This project was conducted by Dr. Carrie Demmans Epp, Dr. Carla Hudson Kam, Dr. Jenny Thomson, Julia Rivard, Neesha Desai, and Emilia Hidalgo (Undergraduate Student).
In literacy education, students can struggle to remain motivated to work on skills that are difficult for them. Adding game elements to literacy education through e-learning tools can help to keep students engaged with the material. However, it is important to ensure that the material used is appropriate as content that is too hard or too easy could detract from the quality of the education and student engagement. This project developed methods to evaluate questions in a literacy-focused educational game. This method uses a hybrid of automated analysis and human inspection to streamline the continual revision and improvement of questions.

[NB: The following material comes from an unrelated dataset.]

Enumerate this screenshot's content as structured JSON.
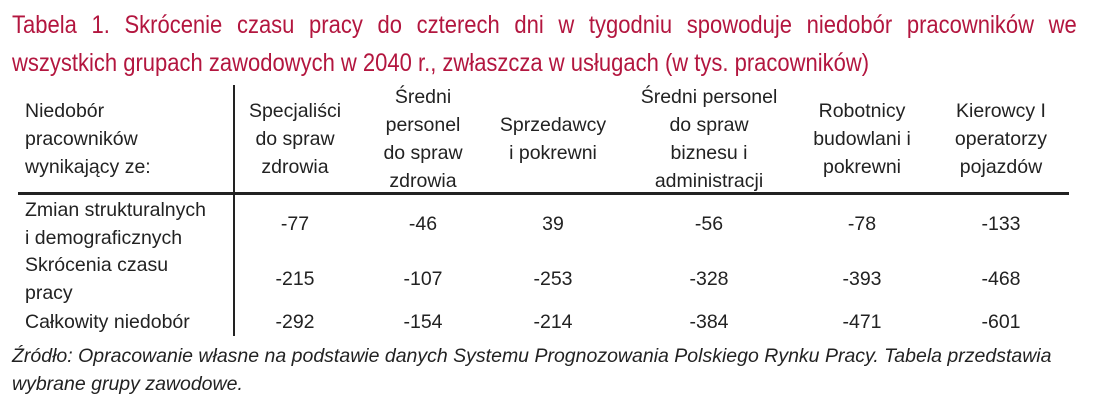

We analyzed student performance across grade level and literacy skill type to identify both specific questions and broader areas that need improvement. We applied our methods to multiple sets of questions and achieved similar results. The data we analyzed were from just under 5,000 students in grades 1 through 8.
We used clustering to identify questions that may be less appropriate because students answered them either consistently correctly or incorrectly. The questions that were flagged through the clustering process highlighted skill types at particular grade levels with a high number of questions that needed review. The presence of multiple flagged questions within the same skill type and grade was often an indicator of a larger performance trend. Student performance on questions by skill type and grade can be seen in Figure 1.
Our results were shared with the game’s content developers so that they could be used to address potential shortcomings. We communicated the flagged individual questions and areas for improvement back to the company so they could start the process of improving questions by editing the question itself or by recalibrating the question’s difficulty. One such question had very low performance, because it relied on a word at a higher reading level than the question was intended to evaluate. Since the question was flagged, the content developers were able to identify the source of the problem. They then changed the word to better fit the intended difficulty level.
Our methods were developed using a subset of the questions from the game. We then applied these methods to data collected from a separate subset of questions, where we observed similar results. The use of this approach to identify potentially problematic questions in two datasets demonstrates its potential to enable the continual monitoring and improvement of questions used in educational tools.